Ciccarone Center for the Prevention of Heart Disease, Johns Hopkins School of Medicine, Baltimore, Maryland.
Department of Medicine, St. Luke's Hospital, Chesterfield, Missouri.
AIDS. 2019 Mar 1;33(3):547-557. doi: 10.1097/QAD.0000000000002079.
GlycA, a novel NMR biomarker of inflammation, has been associated with incident cardiovascular disease (CVD) in the general population, but its association with CVD among HIV-infected individuals is unknown. We examined the associations between GlycA and subclinical coronary plaque among HIV-infected and HIV-uninfected men participating in Multicenter AIDS Cohort Study (MACS).
Cross-sectional analysis of 935 men with plasma measurement of GlycA and noncontrast cardiac computed tomography (CT) and/or coronary CT angiography.
We used multivariable Poisson and linear regression to assess associations of GlycA with prevalent coronary atherosclerosis and plaque extent, respectively.
Mean ± SD age was 54 ± 7 years; 31% were black; 63% HIV-infected. GlycA levels were higher in HIV-infected compared with HIV-uninfected men (397 ± 68 vs. 380 ± 60 μmol/l, P = 0.0001) and higher for men with detectable viral load vs. undetectable (413 ± 79 vs. 393 ± 65 μmol/l, P = 0.004). After adjusting for HIV serostatus, demographic and CVD risk factors, every 1SD increment in GlycA level was associated with a higher prevalence of coronary artery calcium (CAC >0) [prevalence ratio 1.09 (95% CI 1.03-1.15)] and coronary stenosis at least 50% [1.20 (1.02-1.41)]. These associations were not significantly altered after adjusting for traditional inflammatory biomarkers or differ by HIV serostatus. Among men with plaque, GlycA was positively associated with the extent of CAC and total plaque.

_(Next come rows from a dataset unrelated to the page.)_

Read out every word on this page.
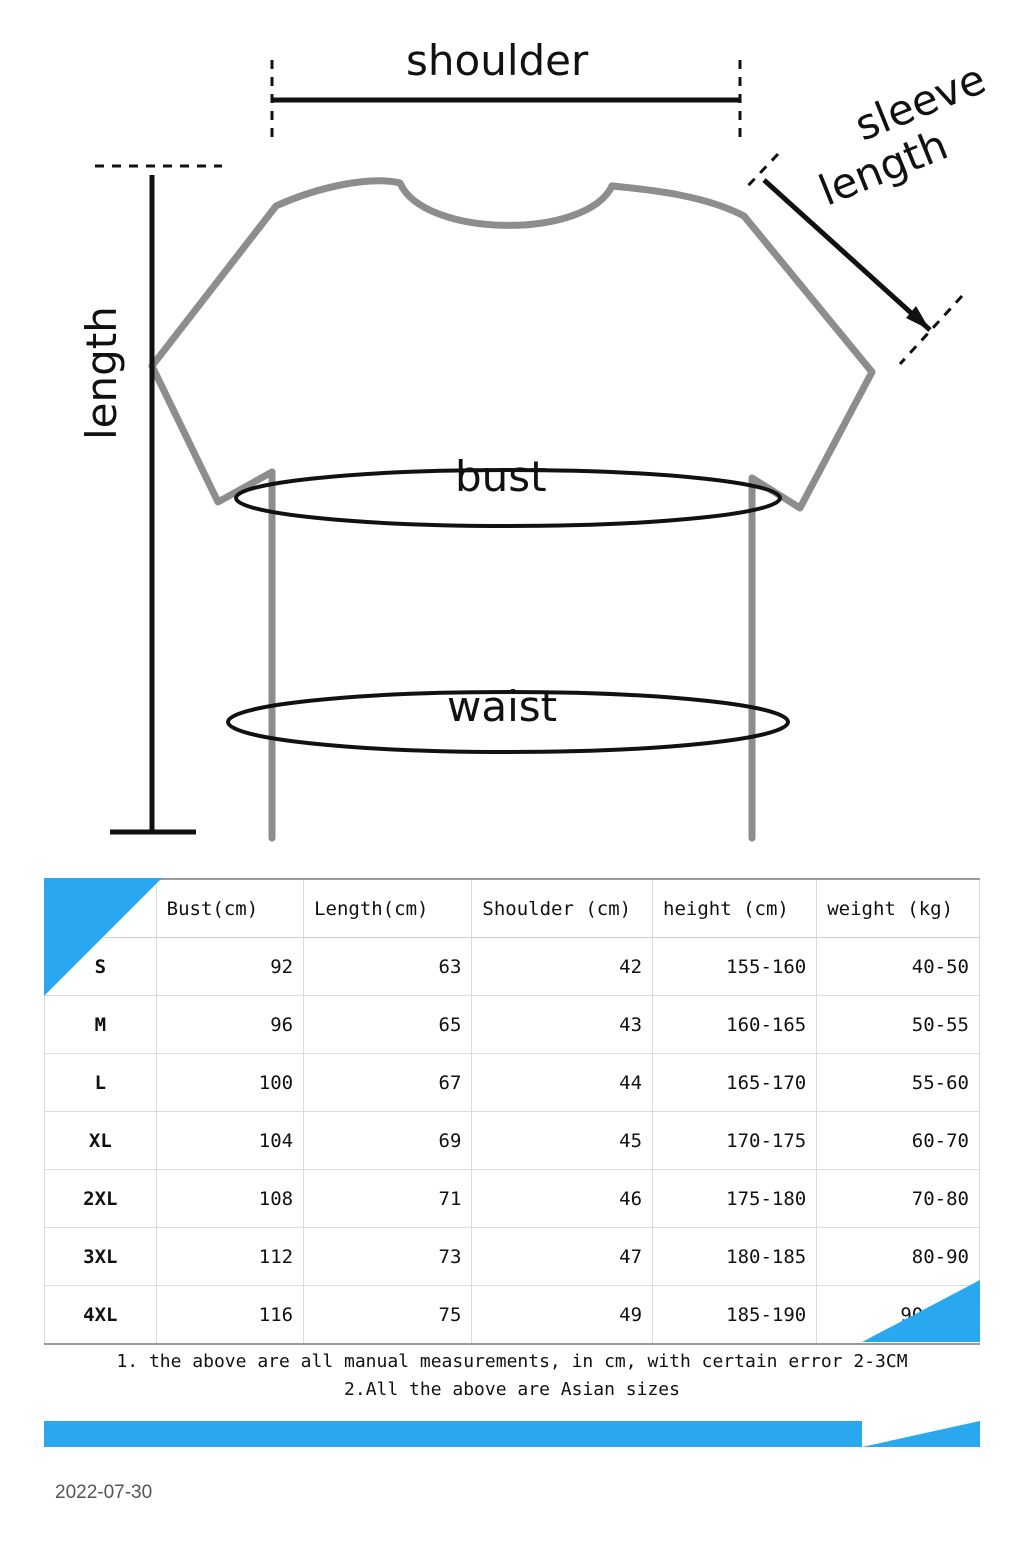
shoulder
bust
waist
length
sleeve
length
size	Bust(cm)	Length(cm)	Shoulder (cm)	height (cm)	weight (kg)
S	92	63	42	155-160	40-50
M	96	65	43	160-165	50-55
L	100	67	44	165-170	55-60
XL	104	69	45	170-175	60-70
2XL	108	71	46	175-180	70-80
3XL	112	73	47	180-185	80-90
4XL	116	75	49	185-190	90-100
1. the above are all manual measurements, in cm, with certain error 2-3CM
2.All the above are Asian sizes
2022-07-30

HIV infection was associated with higher GlycA levels. In both HIV-infected and HIV-uninfected individuals, GlycA was significantly associated with several measures of subclinical coronary atherosclerosis, independent of other CVD risk factors and inflammatory biomarkers. These findings suggest the potential role of GlycA in CVD risk stratification among HIV patients.
GlycA 是一种新型炎症 NMR 生物标志物,已与普通人群中的心血管疾病(CVD)事件相关,但在感染 HIV 的个体中与 CVD 的相关性尚不清楚。我们研究了参与多中心 AIDS 队列研究(MACS)的 HIV 感染和未感染男性中 GlycA 与亚临床冠状动脉斑块之间的关系。
935 名男性的横断面分析,这些男性的血浆测量了 GlycA 以及非对比性心脏计算机断层扫描(CT)和/或冠状动脉 CT 血管造影。
我们使用多变量泊松和线性回归来评估 GlycA 与现有冠状动脉粥样硬化和斑块程度的相关性。
平均年龄为 54±7 岁;31%为黑人;63%为 HIV 感染。与 HIV 未感染的男性相比,HIV 感染的男性 GlycA 水平更高(397±68 与 380±60μmol/L,P=0.0001),且可检测到病毒载量的男性比不可检测到病毒载量的男性更高(413±79 与 413±79μmol/L,P=0.004)。在调整了 HIV 血清状态、人口统计学和 CVD 危险因素后,GlycA 水平每增加 1SD,与冠状动脉钙(CAC>0)的发生率更高相关[优势比 1.09(95%CI 1.03-1.15)]和至少 50%的冠状动脉狭窄[1.20(1.02-1.41)]。在调整了传统炎症生物标志物后,这些相关性没有显著改变,或者在 HIV 血清状态不同时也没有显著改变。在有斑块的男性中,GlycA 与 CAC 和总斑块的程度呈正相关。
HIV 感染与更高的 GlycA 水平相关。在 HIV 感染和未感染的个体中,GlycA 与亚临床冠状动脉粥样硬化的几个指标显著相关,独立于其他 CVD 危险因素和炎症生物标志物。这些发现表明 GlycA 在 HIV 患者的 CVD 风险分层中具有潜在作用。